Arranged in a pagan, mystical pilgrimage sequence, each of the sculptures represents an altar to a different emotion, virtue or ideal: the Altar of Patience, the Altar of Silence, the Altar of Knowledge, etc. The altars were recently exhibited at European Commission buildings in Luxembourg and Brussels. On other occasions, images of the altars have been displayed along a public staircase, as in Caltagirone in 2006 (see video below, with English subtitles).

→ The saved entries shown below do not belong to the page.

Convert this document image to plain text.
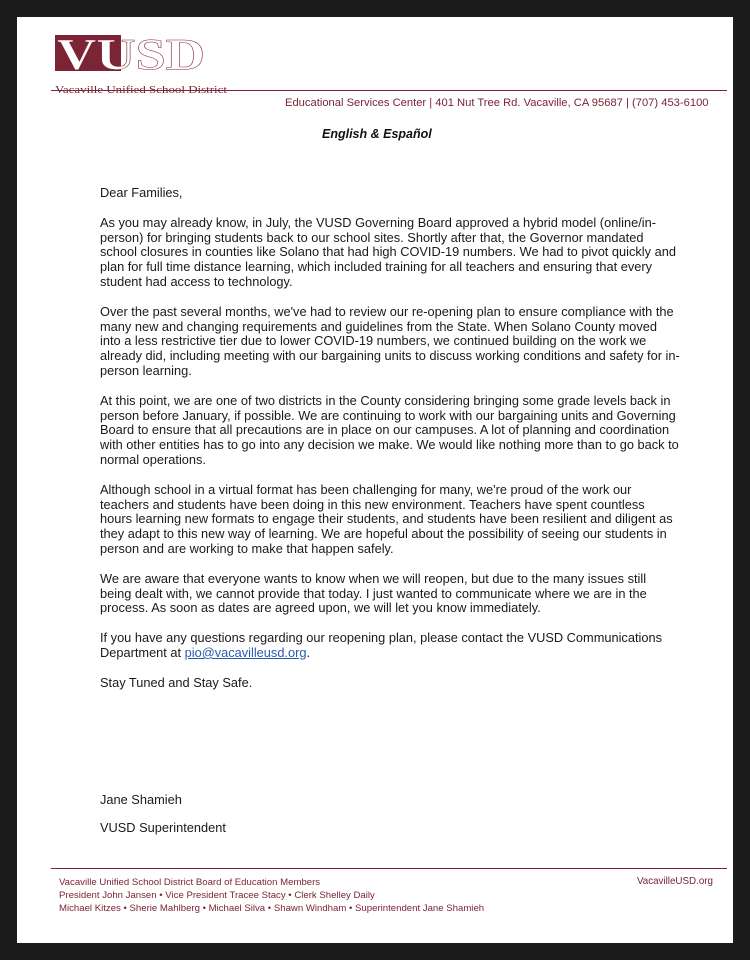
VUSD
Vacaville Unified School District
Educational Services Center | 401 Nut Tree Rd. Vacaville, CA 95687 | (707) 453-6100
English & Español

Dear Families,

As you may already know, in July, the VUSD Governing Board approved a hybrid model (online/in-person) for bringing students back to our school sites. Shortly after that, the Governor mandated school closures in counties like Solano that had high COVID-19 numbers. We had to pivot quickly and plan for full time distance learning, which included training for all teachers and ensuring that every student had access to technology.

Over the past several months, we've had to review our re-opening plan to ensure compliance with the many new and changing requirements and guidelines from the State. When Solano County moved into a less restrictive tier due to lower COVID-19 numbers, we continued building on the work we already did, including meeting with our bargaining units to discuss working conditions and safety for in-person learning.

At this point, we are one of two districts in the County considering bringing some grade levels back in person before January, if possible. We are continuing to work with our bargaining units and Governing Board to ensure that all precautions are in place on our campuses. A lot of planning and coordination with other entities has to go into any decision we make. We would like nothing more than to go back to normal operations.

Although school in a virtual format has been challenging for many, we're proud of the work our teachers and students have been doing in this new environment. Teachers have spent countless hours learning new formats to engage their students, and students have been resilient and diligent as they adapt to this new way of learning. We are hopeful about the possibility of seeing our students in person and are working to make that happen safely.

We are aware that everyone wants to know when we will reopen, but due to the many issues still being dealt with, we cannot provide that today. I just wanted to communicate where we are in the process. As soon as dates are agreed upon, we will let you know immediately.

If you have any questions regarding our reopening plan, please contact the VUSD Communications Department at pio@vacavilleusd.org.

Stay Tuned and Stay Safe.

Jane Shamieh
VUSD Superintendent
Vacaville Unified School District Board of Education Members
President John Jansen • Vice President Tracee Stacy • Clerk Shelley Daily
Michael Kitzes • Sherie Mahlberg • Michael Silva • Shawn Windham • Superintendent Jane Shamieh
VacavilleUSD.org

The Mediterranean Sea altars are closely linked to some of Camarilla’s larger sculptures, also made out of the wood of migrant boats confiscated by the Italian maritime authorities, now public momuments in Sicily. Issue 1 of Le monde n’est pas rond includes a photograph of one of these larger sculptures, designed as a bench for Ulysses. In the commemorative sculpture below, installed in Siracusa, Camarilla explains: “The arched uprightness of the work evokes the waves of the sea … which have broken forever the hopes of men, women and children on the run from the social suffering afflicting their home countries. The apotropaic eyes, ancient symbols painted on the bows of the boats to protect sailors from the perils of the sea, represent a warning, indicating how these tragedies occur for all the world to see. In these eyes, there is the indifference of those who, though knowing, pretend not to see; there is the human involvement of those who, instead, watch with a spirit of solidarity but are impotent; there is the consternation of the escape of those who survived; and there is the last look of those who died in hardship, or swept away by the waves of the Strait.”

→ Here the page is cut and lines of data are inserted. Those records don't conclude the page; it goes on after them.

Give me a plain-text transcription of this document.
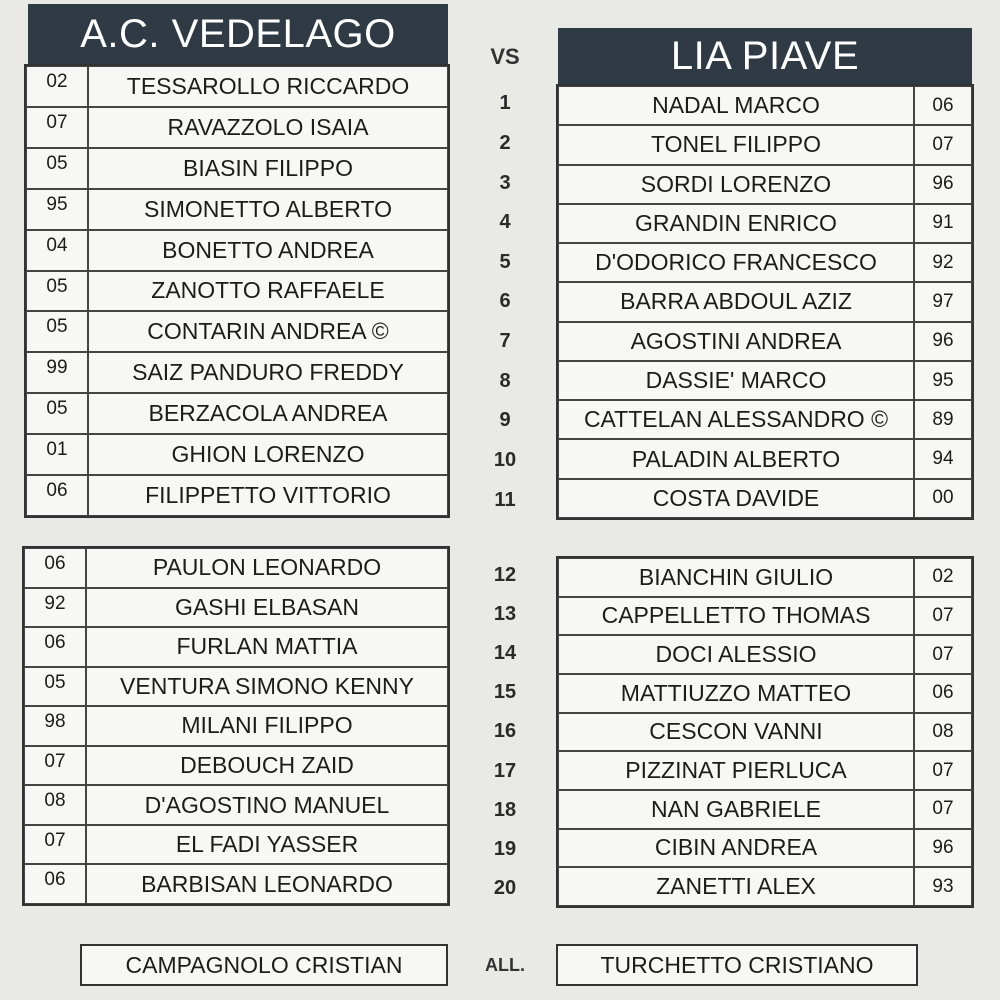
A.C. VEDELAGO
VS	LIA PIAVE
02	TESSAROLLO RICCARDO
07	RAVAZZOLO ISAIA
05	BIASIN FILIPPO
95	SIMONETTO ALBERTO
04	BONETTO ANDREA
05	ZANOTTO RAFFAELE
05	CONTARIN ANDREA ©
99	SAIZ PANDURO FREDDY
05	BERZACOLA ANDREA
01	GHION LORENZO
06	FILIPPETTO VITTORIO
1
2
3
4
5
6
7
8
9
10
11
NADAL MARCO	06
TONEL FILIPPO	07
SORDI LORENZO	96
GRANDIN ENRICO	91
D'ODORICO FRANCESCO	92
BARRA ABDOUL AZIZ	97
AGOSTINI ANDREA	96
DASSIE' MARCO	95
CATTELAN ALESSANDRO ©	89
PALADIN ALBERTO	94
COSTA DAVIDE	00
06	PAULON LEONARDO
92	GASHI ELBASAN
06	FURLAN MATTIA
05	VENTURA SIMONO KENNY
98	MILANI FILIPPO
07	DEBOUCH ZAID
08	D'AGOSTINO MANUEL
07	EL FADI YASSER
06	BARBISAN LEONARDO
12
13
14
15
16
17
18
19
20
BIANCHIN GIULIO	02
CAPPELLETTO THOMAS	07
DOCI ALESSIO	07
MATTIUZZO MATTEO	06
CESCON VANNI	08
PIZZINAT PIERLUCA	07
NAN GABRIELE	07
CIBIN ANDREA	96
ZANETTI ALEX	93
CAMPAGNOLO CRISTIAN	ALL.	TURCHETTO CRISTIANO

The sculpture is accompanied by a short poem, penned by Camarilla himself:Towards the circus of this fluorescent civilization towards this lighthouse of illusions at night direct their escape boats full of hopeful men. They know the trafficker captain holds Charon’s oar in his hand they know of the Strait waves are wandering graves decorated with foam they know and go away because staying is not more worthy than dying
Born in Ortygia, Siracua, in 1959, Luigi Camarilla attended art school in Milan, where he still lives today. From 1996 to 1999, Camarilla retired to the island of Stromboli to work on his Mediterranean Altars and other projects. His artistic work has been exhibited in Italy, Luxembourg, Belgium, and Brazil.